Details
-
Bug
-
Resolution: Unresolved
-
Major
-
None
-
Lustre 2.6.0
-
None
-
3
-
15669
Description
As describe in LU-5395: there is potential deadlock race condition between object destroy and layout LFSCK. Consider the following scenario:
1) The LFSCK thread obtained the parent object firstly, at that time, the parent object has not been destroyed yet.

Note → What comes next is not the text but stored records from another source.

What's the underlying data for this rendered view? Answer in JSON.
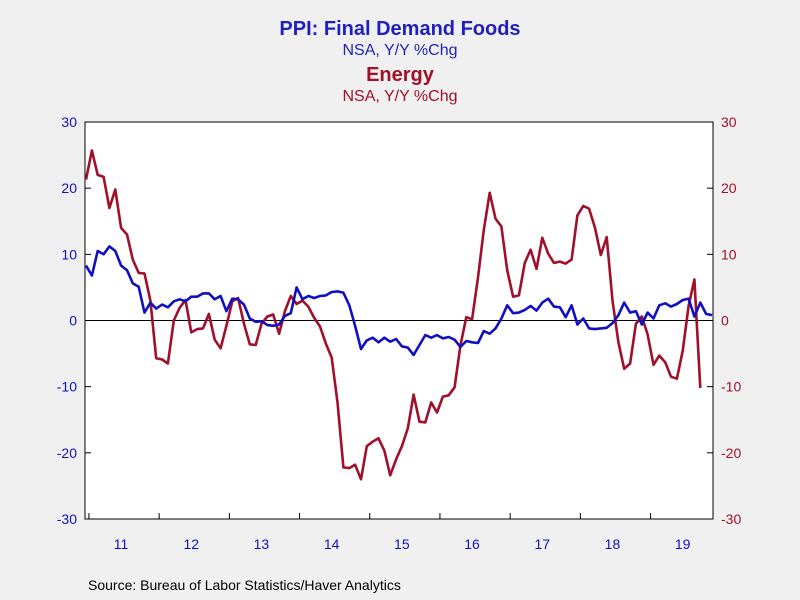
{
  "titles": {
    "left_title": "PPI: Final Demand Foods",
    "left_subtitle": "NSA, Y/Y %Chg",
    "right_title": "Energy",
    "right_subtitle": "NSA, Y/Y %Chg"
  },
  "source": "Source:  Bureau of Labor Statistics/Haver Analytics",
  "colors": {
    "foods": "#1010c0",
    "energy": "#a0102a",
    "background": "#f0f0f0",
    "plot": "#ffffff"
  },
  "chart_data": {
    "type": "line",
    "x_start": "2010-12",
    "x_end": "2019-12",
    "xtick_labels": [
      "11",
      "12",
      "13",
      "14",
      "15",
      "16",
      "17",
      "18",
      "19"
    ],
    "ylim_left": [
      -30,
      30
    ],
    "ylim_right": [
      -30,
      30
    ],
    "yticks_left": [
      "30",
      "20",
      "10",
      "0",
      "-10",
      "-20",
      "-30"
    ],
    "yticks_right": [
      "30",
      "20",
      "10",
      "0",
      "-10",
      "-20",
      "-30"
    ],
    "zero_line": true,
    "grid": false,
    "series": [
      {
        "name": "PPI: Final Demand Foods",
        "axis": "left",
        "color": "#1010c0",
        "values": [
          8.3,
          6.8,
          10.5,
          10.0,
          11.2,
          10.5,
          8.3,
          7.6,
          5.6,
          5.1,
          1.2,
          2.7,
          1.8,
          2.4,
          2.0,
          2.9,
          3.2,
          2.9,
          3.6,
          3.6,
          4.1,
          4.1,
          3.2,
          3.7,
          1.4,
          3.3,
          3.2,
          2.4,
          0.3,
          -0.2,
          -0.1,
          -0.7,
          -0.8,
          -0.6,
          0.7,
          1.1,
          5.0,
          3.2,
          3.7,
          3.4,
          3.7,
          3.8,
          4.3,
          4.4,
          4.2,
          2.3,
          -0.8,
          -4.3,
          -3.0,
          -2.6,
          -3.3,
          -2.6,
          -3.2,
          -2.8,
          -3.9,
          -4.1,
          -5.2,
          -3.7,
          -2.2,
          -2.6,
          -2.2,
          -2.7,
          -2.5,
          -2.9,
          -4.0,
          -3.1,
          -3.3,
          -3.4,
          -1.6,
          -2.0,
          -1.2,
          0.3,
          2.3,
          1.1,
          1.2,
          1.6,
          2.2,
          1.5,
          2.7,
          3.3,
          2.1,
          2.0,
          0.5,
          2.3,
          -0.6,
          0.3,
          -1.2,
          -1.3,
          -1.2,
          -1.1,
          -0.4,
          0.8,
          2.7,
          1.2,
          1.4,
          -0.6,
          1.2,
          0.3,
          2.3,
          2.6,
          2.1,
          2.5,
          3.1,
          3.3,
          0.6,
          2.7,
          1.0,
          0.8
        ]
      },
      {
        "name": "Energy",
        "axis": "right",
        "color": "#a0102a",
        "values": [
          21.3,
          25.7,
          22.0,
          21.7,
          17.0,
          19.8,
          14.0,
          13.0,
          9.2,
          7.2,
          7.1,
          3.0,
          -5.7,
          -5.9,
          -6.5,
          0.0,
          1.9,
          3.1,
          -1.8,
          -1.3,
          -1.2,
          1.0,
          -2.9,
          -4.2,
          -0.8,
          2.9,
          3.4,
          -0.5,
          -3.6,
          -3.7,
          -0.5,
          0.6,
          0.9,
          -2.0,
          1.4,
          3.7,
          2.5,
          3.0,
          2.1,
          0.4,
          -0.9,
          -3.5,
          -5.6,
          -12.5,
          -22.2,
          -22.3,
          -21.8,
          -24.0,
          -19.0,
          -18.3,
          -17.8,
          -19.7,
          -23.4,
          -21.0,
          -19.0,
          -16.3,
          -11.2,
          -15.3,
          -15.4,
          -12.4,
          -13.9,
          -11.5,
          -11.3,
          -10.1,
          -3.8,
          0.5,
          0.2,
          6.5,
          13.7,
          19.3,
          15.4,
          14.2,
          7.6,
          3.6,
          3.8,
          8.7,
          10.7,
          7.8,
          12.5,
          10.1,
          8.7,
          8.9,
          8.6,
          9.2,
          15.9,
          17.3,
          16.9,
          14.0,
          9.9,
          12.6,
          3.0,
          -3.3,
          -7.3,
          -6.5,
          -0.5,
          0.6,
          -2.1,
          -6.7,
          -5.3,
          -6.3,
          -8.5,
          -8.8,
          -4.6,
          2.2,
          6.2,
          -10.2
        ]
      }
    ]
  }
}
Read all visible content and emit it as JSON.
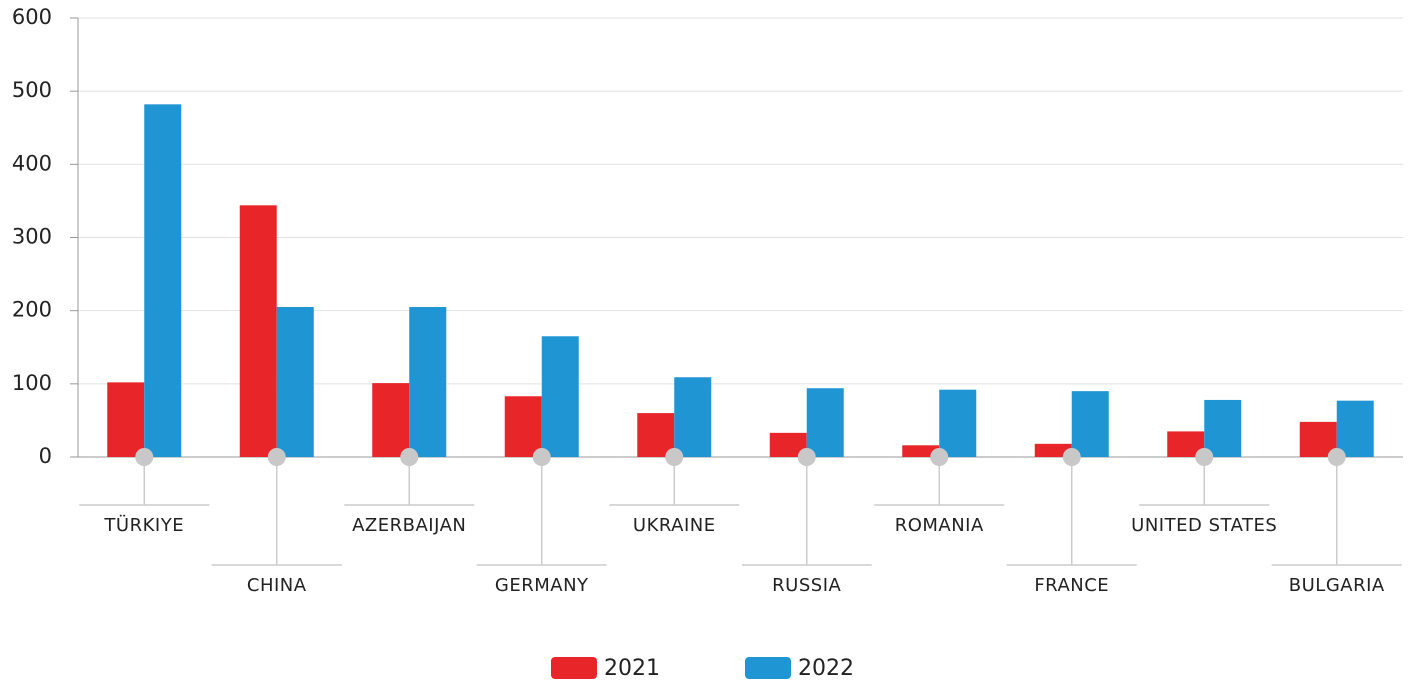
{
  "chart_data": {
    "type": "bar",
    "categories": [
      "TÜRKIYE",
      "CHINA",
      "AZERBAIJAN",
      "GERMANY",
      "UKRAINE",
      "RUSSIA",
      "ROMANIA",
      "FRANCE",
      "UNITED STATES",
      "BULGARIA"
    ],
    "series": [
      {
        "name": "2021",
        "color": "#e8262a",
        "values": [
          102,
          344,
          101,
          83,
          60,
          33,
          16,
          18,
          35,
          48
        ]
      },
      {
        "name": "2022",
        "color": "#1f95d3",
        "values": [
          482,
          205,
          205,
          165,
          109,
          94,
          92,
          90,
          78,
          77
        ]
      }
    ],
    "ylim": [
      0,
      600
    ],
    "yticks": [
      0,
      100,
      200,
      300,
      400,
      500,
      600
    ],
    "grid": true
  }
}
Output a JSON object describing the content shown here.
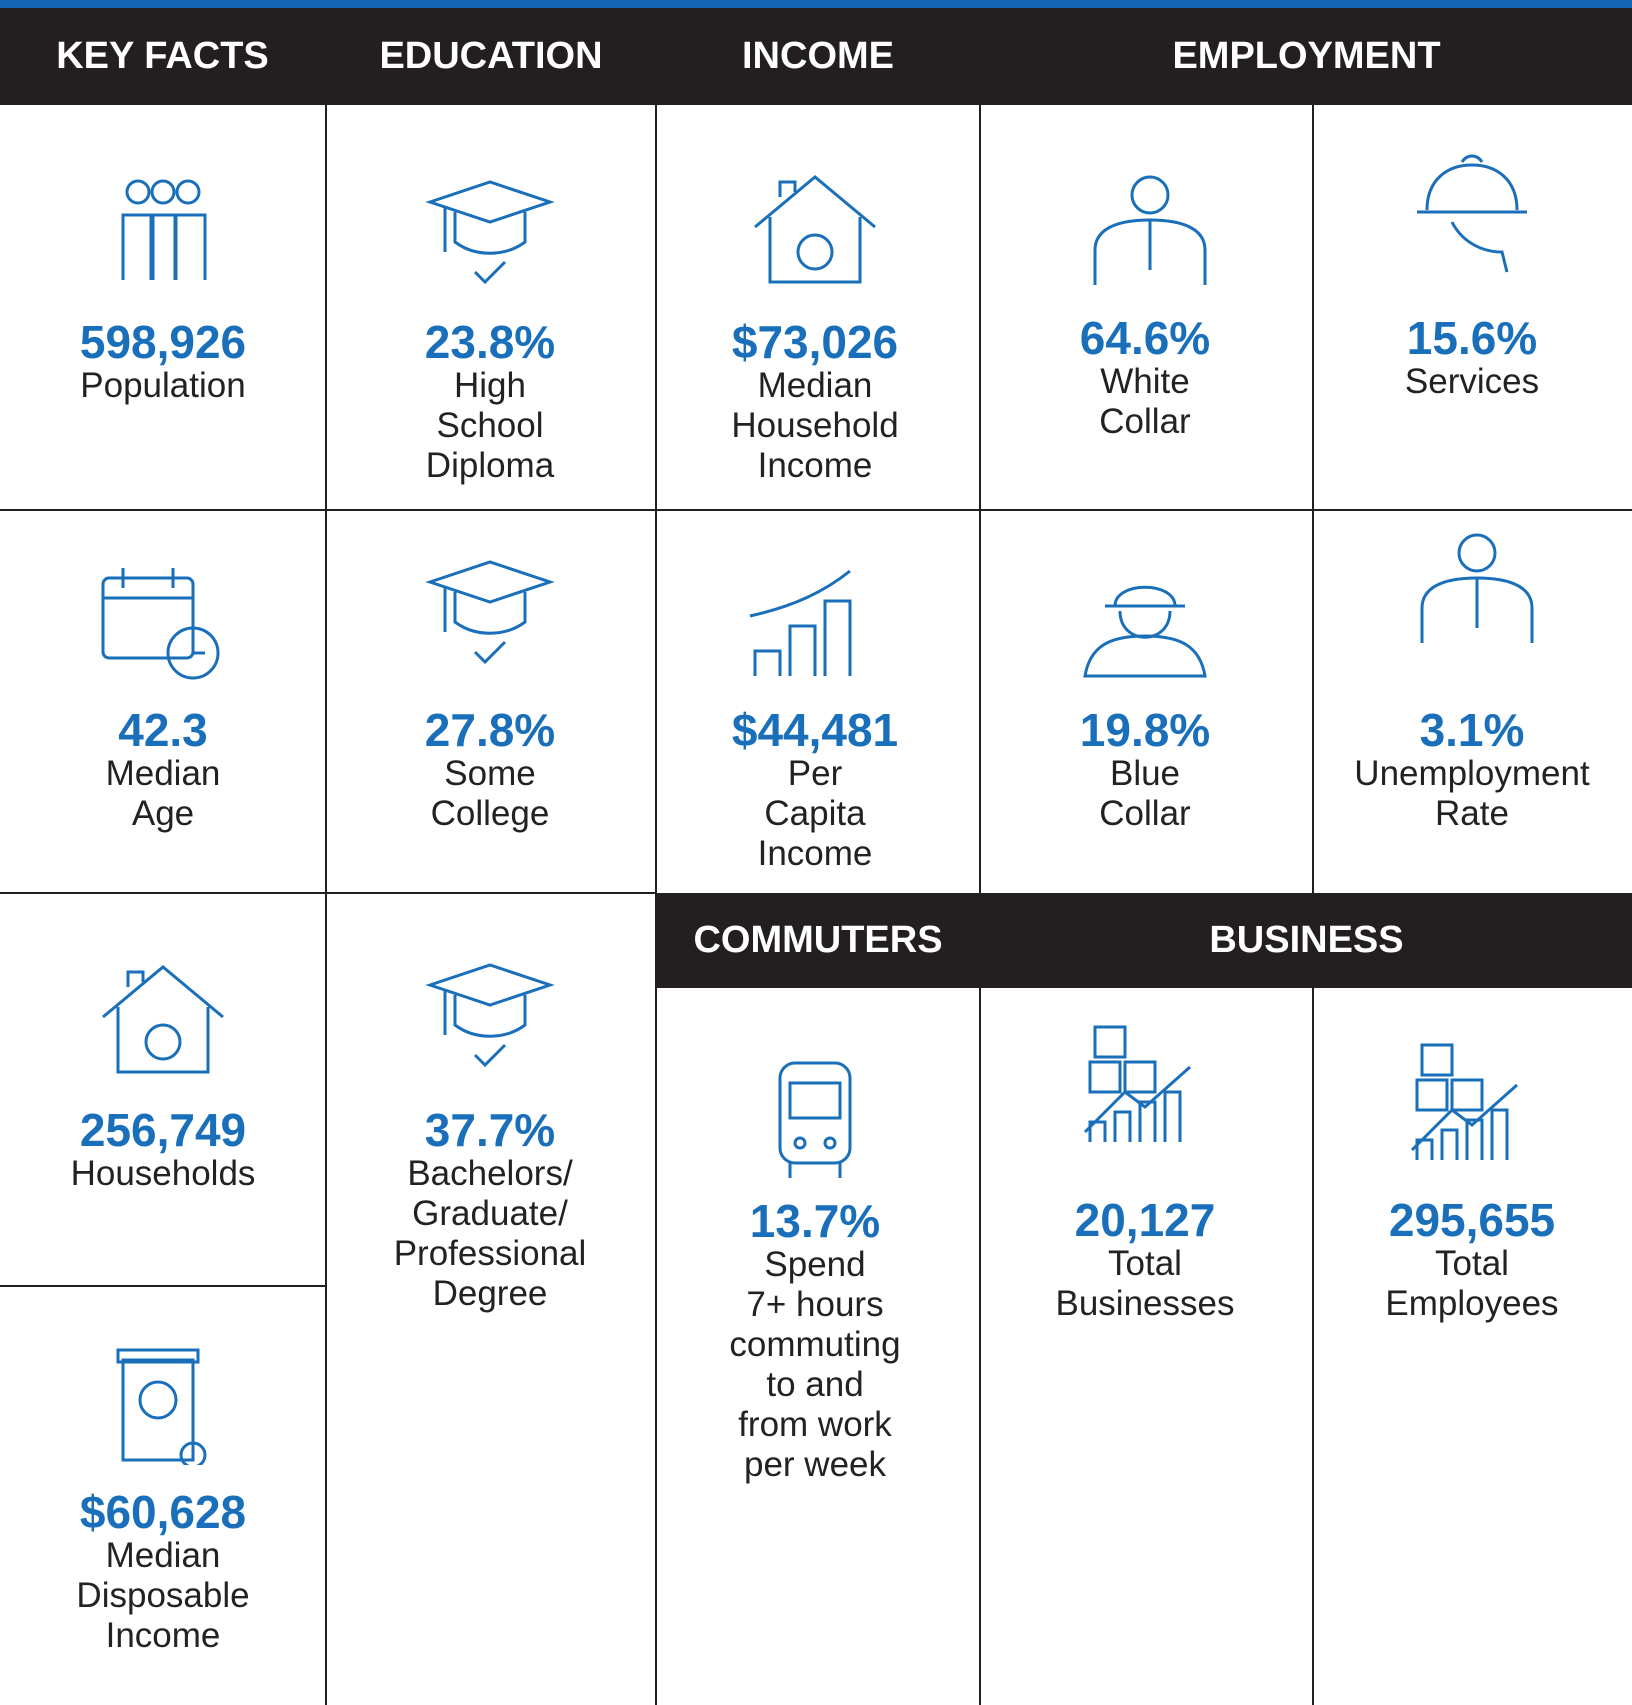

2) One RPC service thread destroyed the parent and all its children objects. Because the LFSCK is referencing the parent object, then the parent object will be marked as dying in RAM. On the other hand, the parent object is referencing all its children objects, then all children objects will be marked as dying in RAM also.
3) The LFSCK thread tries to find some child object with the parent object referenced. Then it will find that the child object is dying. According to the object visibility rules: the object with dying flag cannot be returned to others. So the LFSCK thread has to wait until the dying object has been purged from RAM, then it can allocate a new object (with the same FID) in RAM. Unfortunately, the LFSCK thread itself is referencing the parent object, and cause the parent object cannot be purged, then cause the child object cannot be purged also. So the LFSCK thread will fall into deadlock.
To avoid above deadlock, we can detach the child object from the parent object in LOD when destroy the striped directory. Such detachment should be done carefully to avoid race with other users.